Sono sempre stato molto attento a non sconfinare mai dal rapporto professionale ad un rapporto amicale perché poi proprio dal punto di vista professionale il rapporto si complica inevitabilmente e se si diventa troppo amico di Tizio o di Caio si finisce per raccontare in un modo diverso le cose. Quando facevo comunque il cronista per il Corriere dello Sport Stadio e seguivo l’epopea del Milan “berlusconiano”, sono diventato buon amico di Baresi, Tassotti, Filippo Galli e Van Basten, con i quali ho condiviso trasferte ai quattro angoli del mondo, sia con il Milan sia con la Nazionale. Ho poi tuttora un cordiale rapporto con Arrigo Sacchi, anche se ci hanno diviso furibonde polemiche giornalistiche quando era Commissario Tecnico della Nazionale. Per quanto riguarda i Presidenti ho un ottimo rapporto con Ivan Ruggieri, attualmente Presidente dell’Atalanta e che venti anni fa quando ho iniziato a fare questo mestiere era Vice Presidente con Achille Bortolotti e con il figlio Cesare. Ecco, con Cesare avevo un rapporto davvero speciale, purtroppo lui morì la notte della prima partita dei Mondiali di Italia ’90 (Argentina – Camerun) ed io ero inviato a Palermo dove seguivo altre Nazionali. Quello fu per me un momento veramente brutto.

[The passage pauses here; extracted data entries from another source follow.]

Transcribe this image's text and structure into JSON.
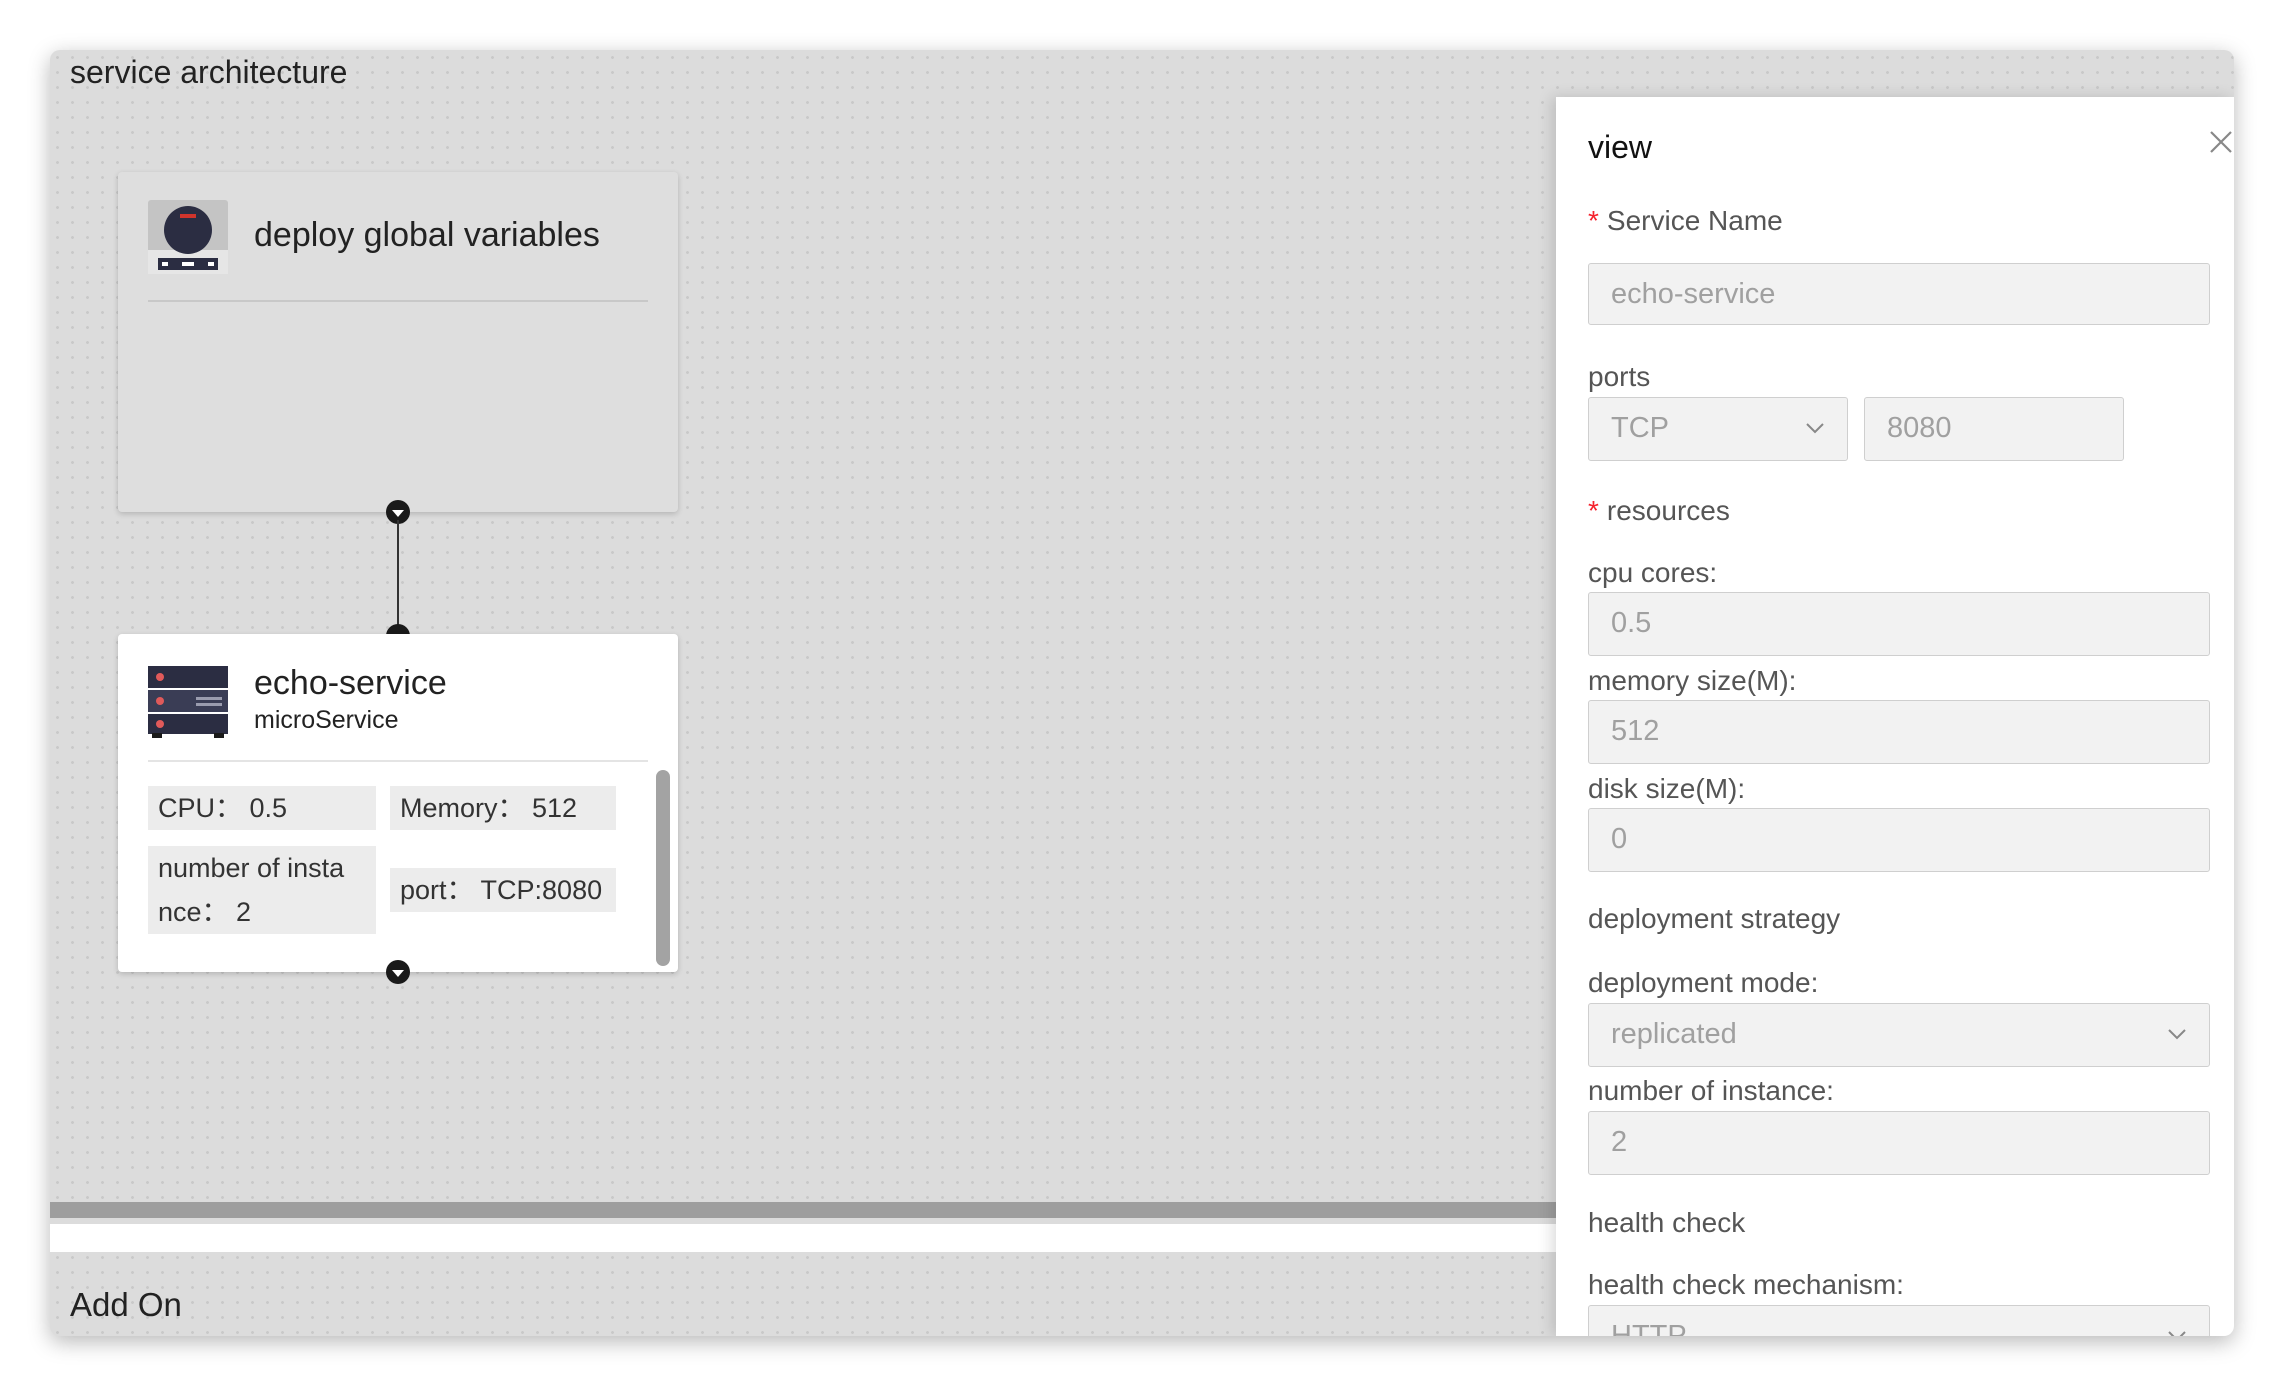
{
  "canvas": {
    "section_title": "service architecture",
    "addon_title": "Add On",
    "cards": {
      "global": {
        "title": "deploy global variables"
      },
      "service": {
        "title": "echo-service",
        "subtitle": "microService",
        "stats": {
          "cpu": "CPU： 0.5",
          "memory": "Memory： 512",
          "instances_line1": "number of insta",
          "instances_line2": "nce： 2",
          "port": "port： TCP:8080"
        }
      }
    }
  },
  "panel": {
    "title": "view",
    "required_mark": "*",
    "service_name": {
      "label": "Service Name",
      "value": "echo-service"
    },
    "ports": {
      "label": "ports",
      "protocol": "TCP",
      "port": "8080"
    },
    "resources": {
      "label": "resources",
      "cpu": {
        "label": "cpu cores:",
        "value": "0.5"
      },
      "memory": {
        "label": "memory size(M):",
        "value": "512"
      },
      "disk": {
        "label": "disk size(M):",
        "value": "0"
      }
    },
    "deployment": {
      "label": "deployment strategy",
      "mode": {
        "label": "deployment mode:",
        "value": "replicated"
      },
      "instances": {
        "label": "number of instance:",
        "value": "2"
      }
    },
    "health": {
      "label": "health check",
      "mechanism": {
        "label": "health check mechanism:",
        "value": "HTTP"
      }
    }
  },
  "colors": {
    "canvas_bg": "#dcdcdc",
    "required": "#f5222d",
    "input_bg": "#f2f2f2",
    "input_text": "#a0a0a0"
  },
  "icons": [
    "server-console-icon",
    "server-rack-icon",
    "close-icon",
    "chevron-down-icon"
  ]
}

Per rimanere sempre in tema di buoni rapporti, non a livello amicale ma senz’altro a livello di frequentazione quotidiana, allacciai un rapporto molto stretto con il Presidente Berlusconi, perché quello era un Presidente talmente vicino alla squadra al punto di scegliere il colore della divisa da riposo dei giocatori e di andare anche due volte al giorno a Milanello a vedere gli allenamenti.Un momento davvero irripetibile quel settennato perché dal 1987 al 1994 io così come i miei colleghi di altri giornali che seguivamo il Milan, stabilimmo quel tipo di rapporto.
Lei ha conosciuto l’Avvocato Agnelli, a tre mesi dalla sua scomparsa, che ricordo ha di lui?
Un ricordo nitidissimo, di quando ricevette me, da poco Direttore di Tuttosport e l’Amministratore Delegato Franco Fontana, che ora è il Vice Direttore Generale del Corriere dello Sport Stadio. Andammo alle nove del mattino nel suo ufficio al Lingotto, mi presentai e si lanciò in uno sperticato elogio della stampa sportiva, dicendo che i giornali sportivi sono fatti benissimo ma proprio per questo motivo non li poteva leggere perché non aveva due o tre ore al giorno a disposizione per la lettura. Il pomeriggio fui contattato dalla segretaria che mi chiese, per conto “dell’Avvocato”, una fotografia che gli scattammo in occasione del consueto debutto stagionale della Juventus a Villar Perosa. Gliela mandammo e lui mi mandò un bigliettino dicendomi che era vero che non leggeva i giornali ma gli piaceva vedere le foto. Una persona eccezionale, grandissimo tifoso della Juventus e grandissimo intenditore di calcio, mi ricordo che passammo quasi tre ore a parlare delle varie Juventus di Platini, Vialli, Ravanelli, Baggio; era un grande appassionato di calcio. Tra l’altro devo dire che nei miei quattro anni e mezzo di Direzione di Tuttosport mai una volta c’è stato un intervento, scritto o telefonico, presso di me o presso altri colleghi per qualcosa scritto sulla Juventus che lui non avesse gradito e questo, devo dire, l’ho apprezzato molto.
Direttore, per il prossimo 5 luglio ho organizzato con il patrocinio del Comune, a Scauri di Minturno, una partita di calcio che vedrà scendere in campo giocatori di serie A e B in attività ed ex campioni, che sono nati nel sud pontino e che hanno giocato o allenato nelle squadre locali. Interverranno e daranno lustro all’evento anche personaggi politici residenti nella zona. Possiamo contare sulla sua presenza?
È una bella iniziativa che il Corriere dello Sport seguirà con la giusta attenzione, quanto alla mia presenza non posso sin d’ora dare una risposta ma se potrò verrò con piacere. Continuiamo a tenerci in contatto per mettere a punto sotto ogni dettaglio l’avvenimento.
La ringrazio, a presto.
Grazie a lei ed un saluto a tutti i lettori di Forum.